My fingers curl into fists at my sides. I've spent my entire life being treated like property, and here he is making suggestive comments like I'm just another conquest. Sure, he's handsome—objectively speaking—with that perfectly sculpted face and those intense eyes that seem to see right through me. But I've seen handsome men before. I've been paraded in front of them, offered up like a prize.

Arrogant.

Does he think I'm that easy to manipulate? That I'll be so grateful for his protection that I'll willingly climb into his bed?

The thought makes my stomach turn. I've been used too many times to count, treated like nothing more than a bargaining chip or a pretty face to seal my father's deals. The last thing I need is another man who sees me as something to possess.

I wait until I'm sure Enzo is occupied with his shower before making my way upstairs. He didn't tell me where my bedroom might be.

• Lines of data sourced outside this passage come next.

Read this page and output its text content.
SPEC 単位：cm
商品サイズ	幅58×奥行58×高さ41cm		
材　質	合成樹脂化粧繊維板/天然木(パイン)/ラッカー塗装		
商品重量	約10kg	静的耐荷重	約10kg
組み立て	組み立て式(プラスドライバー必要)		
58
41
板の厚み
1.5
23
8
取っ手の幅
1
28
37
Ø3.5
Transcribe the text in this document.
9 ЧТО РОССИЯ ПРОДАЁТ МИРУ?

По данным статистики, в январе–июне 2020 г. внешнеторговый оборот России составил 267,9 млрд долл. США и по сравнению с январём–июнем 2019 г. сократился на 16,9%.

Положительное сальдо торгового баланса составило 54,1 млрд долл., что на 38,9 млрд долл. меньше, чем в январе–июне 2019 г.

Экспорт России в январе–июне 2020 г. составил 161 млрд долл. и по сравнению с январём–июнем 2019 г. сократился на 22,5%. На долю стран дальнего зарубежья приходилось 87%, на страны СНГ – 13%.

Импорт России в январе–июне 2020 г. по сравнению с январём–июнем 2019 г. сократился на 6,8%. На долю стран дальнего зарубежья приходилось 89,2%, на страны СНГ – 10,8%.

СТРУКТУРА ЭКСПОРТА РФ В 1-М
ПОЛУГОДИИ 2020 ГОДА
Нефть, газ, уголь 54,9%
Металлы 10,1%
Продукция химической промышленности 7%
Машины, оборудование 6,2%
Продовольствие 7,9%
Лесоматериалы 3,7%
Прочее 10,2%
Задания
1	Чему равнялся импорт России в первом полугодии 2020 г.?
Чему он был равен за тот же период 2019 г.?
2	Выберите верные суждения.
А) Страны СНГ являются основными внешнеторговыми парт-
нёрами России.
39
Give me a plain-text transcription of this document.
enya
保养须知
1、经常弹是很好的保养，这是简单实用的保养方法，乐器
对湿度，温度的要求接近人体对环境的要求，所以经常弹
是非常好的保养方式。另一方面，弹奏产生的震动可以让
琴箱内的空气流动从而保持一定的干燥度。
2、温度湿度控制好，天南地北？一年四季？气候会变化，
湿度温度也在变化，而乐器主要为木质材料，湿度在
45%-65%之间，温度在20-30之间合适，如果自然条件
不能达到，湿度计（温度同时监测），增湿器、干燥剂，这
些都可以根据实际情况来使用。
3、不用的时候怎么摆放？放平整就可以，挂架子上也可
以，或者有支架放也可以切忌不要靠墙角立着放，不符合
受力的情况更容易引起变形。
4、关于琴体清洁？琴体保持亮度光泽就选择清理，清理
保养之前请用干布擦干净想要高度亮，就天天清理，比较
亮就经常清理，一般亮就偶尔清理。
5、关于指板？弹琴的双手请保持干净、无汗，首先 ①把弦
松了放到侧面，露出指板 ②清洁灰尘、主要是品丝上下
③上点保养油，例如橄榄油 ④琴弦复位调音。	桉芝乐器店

At the end of the hall, I find what must be a guest bedroom. Unlike the rest of the cabin with its personal touches this room feels neutral. The walls are a soft beige, the bedding a generic navy blue. No photos, no personal items, nothing to suggest it belongs to anyone in particular.

Perfect.

I close the door softly behind me and lean against it, finally letting out the breath I've been holding.

The bed looks inviting after the stress of the failed escape attempt and the tense car ride. I move toward it and sit on the edge, testing the mattress. It's firm but comfortable.

I lie back, sinking into the clean-smelling comforter, and stare at the ceiling. The smooth, blank surface above me matches how I wish my mind could be—empty of all the complications and fears swirling through it. Instead, my thoughts keep circling back to Enzo Feretti and his infuriating confidence.

Did he really think that suggestive comment would make me blush and simper like the women who probably throw themselves at him?

I close my eyes, trying to push away the anger buildinginside me. I need to stay clearheaded. Getting emotional about Enzo's behavior won't help me figure a way out of this situation. I need to focus on surviving, on finding a way to truly escape—not just from this cabin but from my father, from Cortez, from all of it.

I roll onto my side, tucking my hands under my cheek as exhaustion washes over me. Despite the fear still thrumming beneath my skin, there's something about this room that feels safe. Maybe it's the clean sheets or the softness of the mattress. Whatever it is, I feel my muscles gradually unwinding, tension seeping from my body.

A soft click breaks the silence.

My eyes snap open as the bathroom door swings inward. Enzo steps into the room, his hair still damp from the shower, water droplets clinging to his broad shoulders.

My breath catches in my throat.

He's wearing nothing but a towel slung low around his hips, the white fabric stark against his tanned skin. I should look away, should scramble off the bed and demand he leave, but I can't seem to move. My eyes are traitors, following the defined lines of his chest—the sculpted muscle dusted with dark hair that narrows to a trail disappearing beneath the towel.

His body is a canvas of ink. On his chest, a sword pierces through a black rose, blood dripping onto prayer hands beneath. The word "VENDETTA" follows his jawline in bold lettering.

My gaze drifts to the droplets of water still working their way down the ridges of his abdomen, to the sharp V of muscle disappearing beneath that precariously low towel?—

"Notice anything appealing, piccola?"

Heat floods my cheeks as my eyes snap up to meet his.Amusement dances in those dark depths, along with something warmer, hungrier. He knows exactly what he's doing, standing there like some sculpture of a Greek god coming to life.

"I—" My voice fails me.

His lips curve into a slow, devastating smile. "Seems you've chosen the wrong room." He gestures around with one hand while the other keeps the towel in place. "This happens to be mine."

"Yours?" I choke out, bolt upright now, mortification replacing whatever spell had momentarily captured me. "But it's... it doesn't look..."

"Personal?" He shrugs, the movement rippling down the defined muscles of his chest. "I prefer to keep this room simple."